Highlighted references are chased during another trawl. Each reference has to be entered by hand into Google Scholar, since it doesn't let you surf the reference chain directly. (MSR's fancy bits are Silverlight-based, so I've never used it much.) At this point, I'll have the knowledge to guess whether other works by the same author might be relevant, and at this point I'll do author-specific searches, or search for later papers by other authors that cite an interesting one.
Good surveys are of particular interest, if they can be found, as they're likely to have a high density of good references as well as to be cited by other researchers working in the same area. Often, I'll want to chase down a large proportion of the cited papers in a good survey. If particular conferences or journals are found that are highly relevant, slogging through the ToCs on the publisher's website is often another way to find useful connections.
I prefer an assembly-line approach: I don't want to actually read papers while trawling; I don't want to chase references while reading.
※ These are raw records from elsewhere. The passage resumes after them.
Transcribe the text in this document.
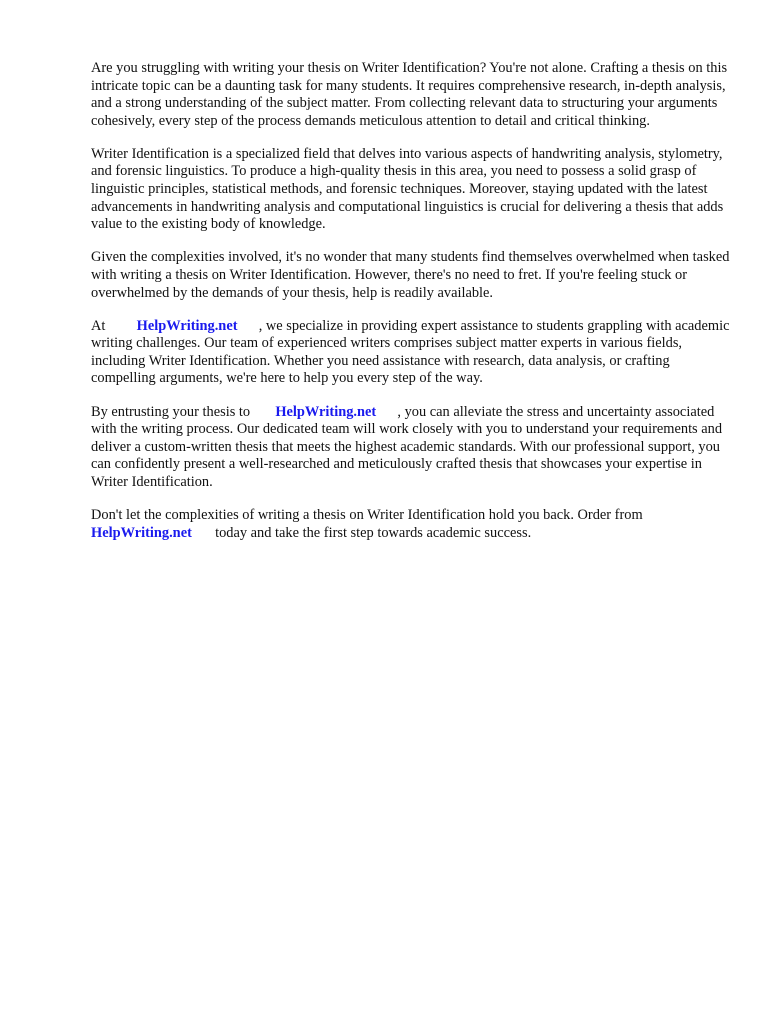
Are you struggling with writing your thesis on Writer Identification? You're not alone. Crafting a thesis on this intricate topic can be a daunting task for many students. It requires comprehensive research, in-depth analysis, and a strong understanding of the subject matter. From collecting relevant data to structuring your arguments cohesively, every step of the process demands meticulous attention to detail and critical thinking.

Writer Identification is a specialized field that delves into various aspects of handwriting analysis, stylometry, and forensic linguistics. To produce a high-quality thesis in this area, you need to possess a solid grasp of linguistic principles, statistical methods, and forensic techniques. Moreover, staying updated with the latest advancements in handwriting analysis and computational linguistics is crucial for delivering a thesis that adds value to the existing body of knowledge.

Given the complexities involved, it's no wonder that many students find themselves overwhelmed when tasked with writing a thesis on Writer Identification. However, there's no need to fret. If you're feeling stuck or overwhelmed by the demands of your thesis, help is readily available.

At HelpWriting.net , we specialize in providing expert assistance to students grappling with academic writing challenges. Our team of experienced writers comprises subject matter experts in various fields, including Writer Identification. Whether you need assistance with research, data analysis, or crafting compelling arguments, we're here to help you every step of the way.

By entrusting your thesis to HelpWriting.net , you can alleviate the stress and uncertainty associated with the writing process. Our dedicated team will work closely with you to understand your requirements and deliver a custom-written thesis that meets the highest academic standards. With our professional support, you can confidently present a well-researched and meticulously crafted thesis that showcases your expertise in Writer Identification.

Don't let the complexities of writing a thesis on Writer Identification hold you back. Order from HelpWriting.net today and take the first step towards academic success.
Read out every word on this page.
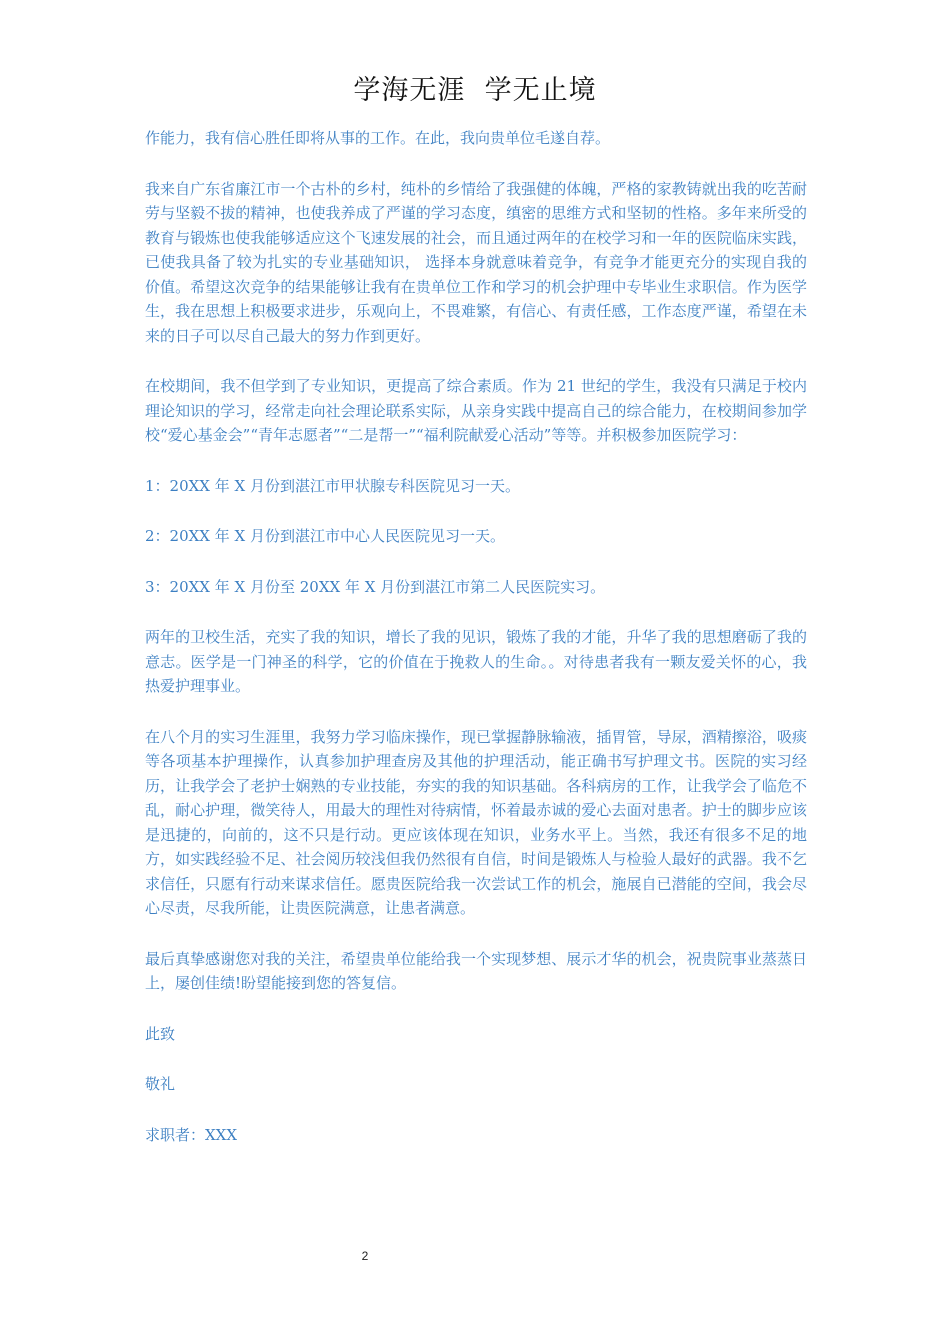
学海无涯  学无止境

作能力，我有信心胜任即将从事的工作。在此，我向贵单位毛遂自荐。

我来自广东省廉江市一个古朴的乡村，纯朴的乡情给了我强健的体魄，严格的家教铸就出我的吃苦耐劳与坚毅不拔的精神，也使我养成了严谨的学习态度，缜密的思维方式和坚韧的性格。多年来所受的教育与锻炼也使我能够适应这个飞速发展的社会，而且通过两年的在校学习和一年的医院临床实践，已使我具备了较为扎实的专业基础知识， 选择本身就意味着竞争，有竞争才能更充分的实现自我的价值。希望这次竞争的结果能够让我有在贵单位工作和学习的机会护理中专毕业生求职信。作为医学生，我在思想上积极要求进步，乐观向上，不畏难繁，有信心、有责任感，工作态度严谨，希望在未来的日子可以尽自己最大的努力作到更好。

在校期间，我不但学到了专业知识，更提高了综合素质。作为 21 世纪的学生，我没有只满足于校内理论知识的学习，经常走向社会理论联系实际，从亲身实践中提高自己的综合能力，在校期间参加学校“爱心基金会”“青年志愿者”“二是帮一”“福利院献爱心活动”等等。并积极参加医院学习：

1：20XX 年 X 月份到湛江市甲状腺专科医院见习一天。

2：20XX 年 X 月份到湛江市中心人民医院见习一天。

3：20XX 年 X 月份至 20XX 年 X 月份到湛江市第二人民医院实习。

两年的卫校生活，充实了我的知识，增长了我的见识，锻炼了我的才能，升华了我的思想磨砺了我的意志。医学是一门神圣的科学，它的价值在于挽救人的生命。。对待患者我有一颗友爱关怀的心，我热爱护理事业。

在八个月的实习生涯里，我努力学习临床操作，现已掌握静脉输液，插胃管，导尿，酒精擦浴，吸痰等各项基本护理操作，认真参加护理查房及其他的护理活动，能正确书写护理文书。医院的实习经历，让我学会了老护士娴熟的专业技能，夯实的我的知识基础。各科病房的工作，让我学会了临危不乱，耐心护理，微笑待人，用最大的理性对待病情，怀着最赤诚的爱心去面对患者。护士的脚步应该是迅捷的，向前的，这不只是行动。更应该体现在知识，业务水平上。当然，我还有很多不足的地方，如实践经验不足、社会阅历较浅但我仍然很有自信，时间是锻炼人与检验人最好的武器。我不乞求信任，只愿有行动来谋求信任。愿贵医院给我一次尝试工作的机会，施展自已潜能的空间，我会尽心尽责，尽我所能，让贵医院满意，让患者满意。

最后真挚感谢您对我的关注，希望贵单位能给我一个实现梦想、展示才华的机会，祝贵院事业蒸蒸日上，屡创佳绩!盼望能接到您的答复信。

此致

敬礼

求职者：XXX

2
If I click on a paper title in the search results, the most important thing I want to see on the next screen is not the paper title; it's everything else about the paper that will let me figure out how much additional attention it's worth to me. If I've deliberately looked up the paper, that's when I want to surf a citation graph, or explore other works by the same author.
The process is very messy and only partially automatable. But, any new search site would have to provide a lot of value relative to Google Scholar in order to result in a real improvement to the overall workflow.